Nel silenzio della notte, quando il mondo esterno si ritira e le ombre diventano i miei unici compagni, i pensieri si accendono come luci spente troppo a lungo. È in queste ore piccole che la mente diventa un teatro, un palcoscenico su cui si esibiscono monologhi mai scritti, dialoghi tra me e le mie innumerevoli versioni non realizzate.

La vita mi sembra spesso una serie di note a margine su un libro che non ho scelto. Ogni capitolo inizia con promesse non mantenute, ogni pagina è intrisa di quel sentimento di mancanza, quel tarlo che mi rode: "Potrebbe essere meglio, dovresti essere migliore." Ma chi stabilisce questi criteri se non un mondo esterno che danza al ritmo frenetico dell'apparenza, dell'avere più che dell'essere?

In questo spettacolo caotico, trovo rifugio nelle distrazioni più banali. È una difesa, un meccanismo di sopravvivenza che uso per tenere a bada l'assalto incessante di dubbi e paure. Il cervello, quel baro esperto, gioca una partita truccata contro se stesso, distribuendo distrazioni come carte in un gioco dove la posta in gioco è la mia sanità mentale.

"Sto solo procrastinando l'inevitabile?" Questa domanda si ripete come un ritornello stonato mentre scorro senza vedere i feed dei social media, mentre guardo serie televisive dimenticando gli episodi appena terminati. È un tentativo disperato di non ascoltare quello che ho dentro, di non affrontare le verità troppo scomode che potrebbero frantumare l'equilibrio precario su cui danzo.

Il mondo esterno non offre conforto; è un teatro d'ombra dove ogni notizia sembra il preludio di un disastro, ogni evento un'ulteriore prova del collasso generale. E in questo mare di incertezze, cosa sono io se non una goccia, un granello di sabbia portato dalla corrente?

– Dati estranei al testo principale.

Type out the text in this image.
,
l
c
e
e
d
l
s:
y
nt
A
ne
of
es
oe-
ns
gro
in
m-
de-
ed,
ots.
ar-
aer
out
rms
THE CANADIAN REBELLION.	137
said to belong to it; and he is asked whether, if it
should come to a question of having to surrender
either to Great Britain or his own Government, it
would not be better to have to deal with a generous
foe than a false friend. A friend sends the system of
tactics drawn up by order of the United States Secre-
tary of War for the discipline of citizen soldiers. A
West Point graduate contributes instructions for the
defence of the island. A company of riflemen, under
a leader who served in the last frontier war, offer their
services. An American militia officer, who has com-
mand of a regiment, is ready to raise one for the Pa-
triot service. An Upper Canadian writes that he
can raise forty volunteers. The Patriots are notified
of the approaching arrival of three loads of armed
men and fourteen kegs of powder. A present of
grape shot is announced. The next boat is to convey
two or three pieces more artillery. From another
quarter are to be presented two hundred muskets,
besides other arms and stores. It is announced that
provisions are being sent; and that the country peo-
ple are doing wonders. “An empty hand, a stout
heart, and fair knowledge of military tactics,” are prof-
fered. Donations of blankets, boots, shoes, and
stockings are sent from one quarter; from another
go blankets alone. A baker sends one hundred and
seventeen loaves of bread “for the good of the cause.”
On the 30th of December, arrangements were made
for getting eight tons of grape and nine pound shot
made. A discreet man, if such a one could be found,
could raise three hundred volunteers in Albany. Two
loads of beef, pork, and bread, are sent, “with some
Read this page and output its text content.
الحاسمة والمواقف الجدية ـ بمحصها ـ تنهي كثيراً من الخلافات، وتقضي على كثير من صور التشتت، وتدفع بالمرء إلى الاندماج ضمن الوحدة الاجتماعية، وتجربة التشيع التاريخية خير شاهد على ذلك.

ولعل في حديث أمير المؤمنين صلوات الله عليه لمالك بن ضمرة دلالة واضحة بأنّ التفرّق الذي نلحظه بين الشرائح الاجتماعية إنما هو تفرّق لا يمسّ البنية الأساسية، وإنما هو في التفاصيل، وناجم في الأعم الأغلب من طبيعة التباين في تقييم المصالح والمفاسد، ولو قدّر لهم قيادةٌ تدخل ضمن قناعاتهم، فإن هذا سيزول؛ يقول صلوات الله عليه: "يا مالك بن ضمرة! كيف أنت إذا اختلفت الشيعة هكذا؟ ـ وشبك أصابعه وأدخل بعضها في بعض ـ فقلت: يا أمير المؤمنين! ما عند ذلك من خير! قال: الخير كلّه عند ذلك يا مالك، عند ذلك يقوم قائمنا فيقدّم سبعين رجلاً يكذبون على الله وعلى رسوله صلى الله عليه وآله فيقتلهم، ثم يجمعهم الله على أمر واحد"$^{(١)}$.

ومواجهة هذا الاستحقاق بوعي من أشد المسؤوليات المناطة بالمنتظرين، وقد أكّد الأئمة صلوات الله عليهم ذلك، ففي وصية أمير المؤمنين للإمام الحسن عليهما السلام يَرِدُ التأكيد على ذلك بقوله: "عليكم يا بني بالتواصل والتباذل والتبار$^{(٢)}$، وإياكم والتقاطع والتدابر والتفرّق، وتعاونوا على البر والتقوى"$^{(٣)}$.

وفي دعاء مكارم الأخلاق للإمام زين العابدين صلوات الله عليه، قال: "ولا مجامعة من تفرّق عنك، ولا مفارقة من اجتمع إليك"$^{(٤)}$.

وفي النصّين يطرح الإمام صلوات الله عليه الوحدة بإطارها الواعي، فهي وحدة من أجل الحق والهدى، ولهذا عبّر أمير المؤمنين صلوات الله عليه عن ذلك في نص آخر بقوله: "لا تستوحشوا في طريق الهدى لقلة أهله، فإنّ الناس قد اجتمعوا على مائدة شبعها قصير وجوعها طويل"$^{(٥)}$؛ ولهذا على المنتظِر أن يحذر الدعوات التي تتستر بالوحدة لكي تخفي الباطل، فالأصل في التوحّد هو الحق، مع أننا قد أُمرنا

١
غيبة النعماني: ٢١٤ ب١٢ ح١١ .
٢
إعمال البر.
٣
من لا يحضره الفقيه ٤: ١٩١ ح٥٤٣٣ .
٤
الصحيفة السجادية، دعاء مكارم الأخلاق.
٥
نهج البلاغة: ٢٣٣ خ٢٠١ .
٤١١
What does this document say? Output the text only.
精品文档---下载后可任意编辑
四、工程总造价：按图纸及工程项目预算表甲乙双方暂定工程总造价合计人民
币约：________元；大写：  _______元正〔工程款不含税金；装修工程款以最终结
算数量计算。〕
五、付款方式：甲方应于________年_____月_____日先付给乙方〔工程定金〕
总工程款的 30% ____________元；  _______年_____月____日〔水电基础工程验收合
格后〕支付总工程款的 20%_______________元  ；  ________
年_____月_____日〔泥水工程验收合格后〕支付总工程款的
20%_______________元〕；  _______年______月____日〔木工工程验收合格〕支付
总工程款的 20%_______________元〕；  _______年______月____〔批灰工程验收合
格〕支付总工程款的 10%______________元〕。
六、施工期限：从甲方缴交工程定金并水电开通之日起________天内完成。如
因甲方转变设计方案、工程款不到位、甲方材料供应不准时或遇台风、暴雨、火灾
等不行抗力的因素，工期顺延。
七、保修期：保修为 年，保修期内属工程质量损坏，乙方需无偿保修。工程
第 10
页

Forse non ci sarà un lieto fine, non per me. Forse la lotta non porterà a una vittoria, ma solo a un nuovo modo di sostenere il dolore, di convivere con l'insoddisfazione. Ma in questa realizzazione, c'è anche una forma di accettazione, una resa che non è sconfitta, ma una tregua con me stesso. Un riconoscere che, forse, non c'è nulla da vincere, se non la pace di un momento di silenzio tra un pensiero e l'altro, tra un respiro e il successivo.